Se o criminoso fosse obrigado a devolver o restante dos R$ 196,5 milhões desviados por ele e usufruído por familiares, amigos etc, eu estaria satisfeito. Não conheço a fundo o modo como foram executados os crimes, porém acredito que tal criminoso não agira individualmente. Por isso pergunto: o que aconteceu com o resto da quadrilha? Seus familiares devem ser julgados por cumplicidade? Ou estes continuarão a desfrutar-se do restante da verba desviada? Meus pêsames, caros concidadãos!

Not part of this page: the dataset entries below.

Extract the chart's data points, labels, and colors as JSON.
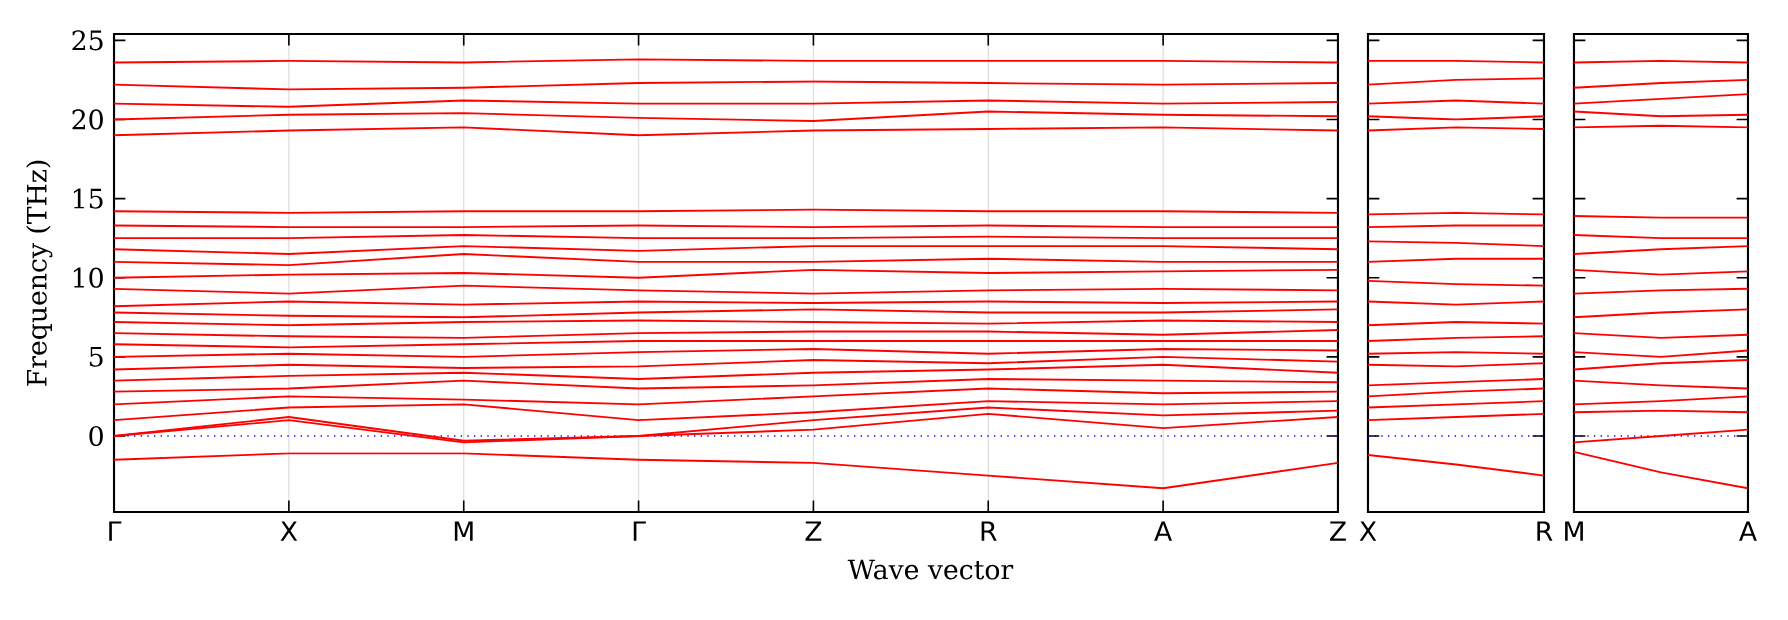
{
  "chart_data": [
    {
      "type": "line",
      "xlabel": "Wave vector",
      "ylabel": "Frequency (THz)",
      "color": "#ff0000",
      "grid": "x",
      "categories": [
        "Γ",
        "X",
        "M",
        "Γ",
        "Z",
        "R",
        "A",
        "Z"
      ],
      "ylim": [
        -4.8,
        25.4
      ],
      "yticks": [
        0,
        5,
        10,
        15,
        20,
        25
      ],
      "ref_lines": [
        {
          "axis": "y",
          "value": 0,
          "color": "#0000ff",
          "line_style": "dotted"
        }
      ],
      "series": [
        {
          "values": [
            -1.5,
            -1.1,
            -1.1,
            -1.5,
            -1.7,
            -2.5,
            -3.3,
            -1.7
          ]
        },
        {
          "values": [
            0,
            1,
            -0.4,
            0,
            0.4,
            1.4,
            0.5,
            1.2
          ]
        },
        {
          "values": [
            0,
            1.2,
            -0.3,
            0,
            1,
            1.8,
            1.3,
            1.6
          ]
        },
        {
          "values": [
            1,
            1.8,
            2,
            1,
            1.5,
            2.2,
            2,
            2.2
          ]
        },
        {
          "values": [
            2,
            2.5,
            2.3,
            2,
            2.5,
            3,
            2.7,
            2.8
          ]
        },
        {
          "values": [
            2.8,
            3,
            3.5,
            3,
            3.2,
            3.6,
            3.5,
            3.4
          ]
        },
        {
          "values": [
            3.5,
            3.8,
            4,
            3.6,
            4,
            4.2,
            4.5,
            4
          ]
        },
        {
          "values": [
            4.2,
            4.5,
            4.3,
            4.4,
            4.8,
            4.6,
            5,
            4.7
          ]
        },
        {
          "values": [
            5,
            5.2,
            5,
            5.3,
            5.5,
            5.2,
            5.5,
            5.4
          ]
        },
        {
          "values": [
            5.8,
            5.6,
            5.8,
            6,
            6,
            6,
            6,
            6
          ]
        },
        {
          "values": [
            6.5,
            6.3,
            6.2,
            6.5,
            6.6,
            6.6,
            6.4,
            6.7
          ]
        },
        {
          "values": [
            7.2,
            7,
            7.2,
            7.3,
            7.2,
            7.1,
            7.3,
            7.2
          ]
        },
        {
          "values": [
            7.8,
            7.6,
            7.5,
            7.8,
            8,
            7.8,
            7.8,
            8
          ]
        },
        {
          "values": [
            8.2,
            8.5,
            8.3,
            8.5,
            8.4,
            8.5,
            8.4,
            8.5
          ]
        },
        {
          "values": [
            9.3,
            9,
            9.5,
            9.2,
            9,
            9.2,
            9.3,
            9.2
          ]
        },
        {
          "values": [
            10,
            10.2,
            10.3,
            10,
            10.5,
            10.3,
            10.4,
            10.5
          ]
        },
        {
          "values": [
            11,
            10.8,
            11.5,
            11,
            11,
            11.2,
            11,
            11
          ]
        },
        {
          "values": [
            11.8,
            11.5,
            12,
            11.7,
            12,
            12,
            12,
            11.8
          ]
        },
        {
          "values": [
            12.5,
            12.5,
            12.7,
            12.5,
            12.5,
            12.6,
            12.5,
            12.5
          ]
        },
        {
          "values": [
            13.3,
            13.2,
            13.2,
            13.3,
            13.2,
            13.3,
            13.2,
            13.2
          ]
        },
        {
          "values": [
            14.2,
            14.1,
            14.2,
            14.2,
            14.3,
            14.2,
            14.2,
            14.1
          ]
        },
        {
          "values": [
            19,
            19.3,
            19.5,
            19,
            19.3,
            19.4,
            19.5,
            19.3
          ]
        },
        {
          "values": [
            20,
            20.3,
            20.4,
            20.1,
            19.9,
            20.5,
            20.3,
            20.2
          ]
        },
        {
          "values": [
            21,
            20.8,
            21.2,
            21,
            21,
            21.2,
            21,
            21.1
          ]
        },
        {
          "values": [
            22.2,
            21.9,
            22,
            22.3,
            22.4,
            22.3,
            22.2,
            22.3
          ]
        },
        {
          "values": [
            23.6,
            23.7,
            23.6,
            23.8,
            23.7,
            23.7,
            23.7,
            23.6
          ]
        }
      ]
    },
    {
      "type": "line",
      "color": "#ff0000",
      "tick_labels": "x",
      "categories": [
        "X",
        null,
        "R"
      ],
      "ylim": [
        -4.8,
        25.4
      ],
      "yticks": [
        {
          "value": 0,
          "label": null
        },
        {
          "value": 5,
          "label": null
        },
        {
          "value": 10,
          "label": null
        },
        {
          "value": 15,
          "label": null
        },
        {
          "value": 20,
          "label": null
        },
        {
          "value": 25,
          "label": null
        }
      ],
      "ref_lines": [
        {
          "axis": "y",
          "value": 0,
          "color": "#0000ff",
          "line_style": "dotted"
        }
      ],
      "series": [
        {
          "values": [
            -1.2,
            -1.8,
            -2.5
          ]
        },
        {
          "values": [
            1,
            1.2,
            1.4
          ]
        },
        {
          "values": [
            1.8,
            2,
            2.2
          ]
        },
        {
          "values": [
            2.5,
            2.8,
            3
          ]
        },
        {
          "values": [
            3.2,
            3.4,
            3.6
          ]
        },
        {
          "values": [
            4.5,
            4.4,
            4.6
          ]
        },
        {
          "values": [
            5.2,
            5.3,
            5.2
          ]
        },
        {
          "values": [
            6,
            6.2,
            6.3
          ]
        },
        {
          "values": [
            7,
            7.2,
            7.1
          ]
        },
        {
          "values": [
            8.5,
            8.3,
            8.5
          ]
        },
        {
          "values": [
            9.8,
            9.6,
            9.5
          ]
        },
        {
          "values": [
            11,
            11.2,
            11.2
          ]
        },
        {
          "values": [
            12.3,
            12.2,
            12
          ]
        },
        {
          "values": [
            13.2,
            13.3,
            13.3
          ]
        },
        {
          "values": [
            14,
            14.1,
            14
          ]
        },
        {
          "values": [
            19.3,
            19.5,
            19.4
          ]
        },
        {
          "values": [
            20.2,
            20,
            20.2
          ]
        },
        {
          "values": [
            21,
            21.2,
            21
          ]
        },
        {
          "values": [
            22.2,
            22.5,
            22.6
          ]
        },
        {
          "values": [
            23.7,
            23.7,
            23.6
          ]
        }
      ]
    },
    {
      "type": "line",
      "color": "#ff0000",
      "tick_labels": "x",
      "categories": [
        "M",
        null,
        "A"
      ],
      "ylim": [
        -4.8,
        25.4
      ],
      "yticks": [
        {
          "value": 0,
          "label": null
        },
        {
          "value": 5,
          "label": null
        },
        {
          "value": 10,
          "label": null
        },
        {
          "value": 15,
          "label": null
        },
        {
          "value": 20,
          "label": null
        },
        {
          "value": 25,
          "label": null
        }
      ],
      "ref_lines": [
        {
          "axis": "y",
          "value": 0,
          "color": "#0000ff",
          "line_style": "dotted"
        }
      ],
      "series": [
        {
          "values": [
            -1,
            -2.3,
            -3.3
          ]
        },
        {
          "values": [
            -0.4,
            0,
            0.4
          ]
        },
        {
          "values": [
            1.5,
            1.6,
            1.5
          ]
        },
        {
          "values": [
            2,
            2.2,
            2.5
          ]
        },
        {
          "values": [
            3.5,
            3.2,
            3
          ]
        },
        {
          "values": [
            4.2,
            4.6,
            4.8
          ]
        },
        {
          "values": [
            5.3,
            5,
            5.4
          ]
        },
        {
          "values": [
            6.5,
            6.2,
            6.4
          ]
        },
        {
          "values": [
            7.5,
            7.8,
            8
          ]
        },
        {
          "values": [
            9,
            9.2,
            9.3
          ]
        },
        {
          "values": [
            10.5,
            10.2,
            10.4
          ]
        },
        {
          "values": [
            11.5,
            11.8,
            12
          ]
        },
        {
          "values": [
            12.7,
            12.5,
            12.5
          ]
        },
        {
          "values": [
            13.9,
            13.8,
            13.8
          ]
        },
        {
          "values": [
            19.5,
            19.6,
            19.5
          ]
        },
        {
          "values": [
            20.5,
            20.2,
            20.3
          ]
        },
        {
          "values": [
            21,
            21.3,
            21.6
          ]
        },
        {
          "values": [
            22,
            22.3,
            22.5
          ]
        },
        {
          "values": [
            23.6,
            23.7,
            23.6
          ]
        }
      ]
    }
  ]
}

Prezados senhores: Sou um professor de li...

Pedro Moura (Professor)

Prezados senhores: Sou um professor de lingua hebraica, resido nos Estados Unidos ha varios anos. Leigo no assunto. portanto, conclui que a pena foi excessivamente branda, e que os privilegios continuam sendo somados para quem causou tanto prejuizo ao erario publico. Em meu entendimento, de reus que tais mais se deveria exigir. Alias, Jesus Cristo ensinou o seguinte: "a quem mais foi dado, mais se lhe pedira". Uma outra questao: U$4 milhoes serao devolvidos. Alguem poderia falar sobre o restante do dinheiro subtraido? Se nao estou enganado, depois da sentenca final, ainda outros privilegios virao e ele nao cumprira os 14 anos. Estou enganado? Se nao, vai sair para gastar o restante do dinheiro, fora do Brasil, e zombar da justica e de todos nos. Muito grato, Pedro Moura de Almeida

Nada obstante o sagrado direito de recurso, a p...

Daniel Oliveira (Advogado Autônomo - Empresarial)

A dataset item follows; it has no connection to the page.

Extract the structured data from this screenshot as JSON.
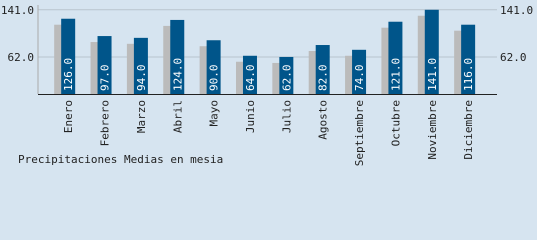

Nada obstante o sagrado direito de recurso, a punição de políticos e servidores públicos de alto escalão revela o surgimento de uma luz no fim do túnel da corrupção e do descaso com a coisa pública. O trabalho desenvolvido por Marcio Thomaz Bastos frente ao Ministério da Justiça está revestido da probidade haurida de toda uma vida como profissional da Advocacia Criminal. Não ostenta, o Ministro, os vícios que um político profissional ou que um agente público teriam para traçar uma estratégia imparcial de combate aos crimes de colarinho branco. Por isso, apesar das falhas e omissões do Presidente Lula, acredito que está no Ministério da Justiça a parte mais auspiciosa de seu programa de governo. Afinal, nós brasileiros sempre nos acostumamos a ver negros, pobres e prostitutas atrás das grades. Dessa vez, como pode até parecer paradoxal, o principal inimigo dos bandidos - os verdadeiros bandidos, responsáveis pela miséria e exclusão social no país - é um Advogado. Parabéns, Ministro.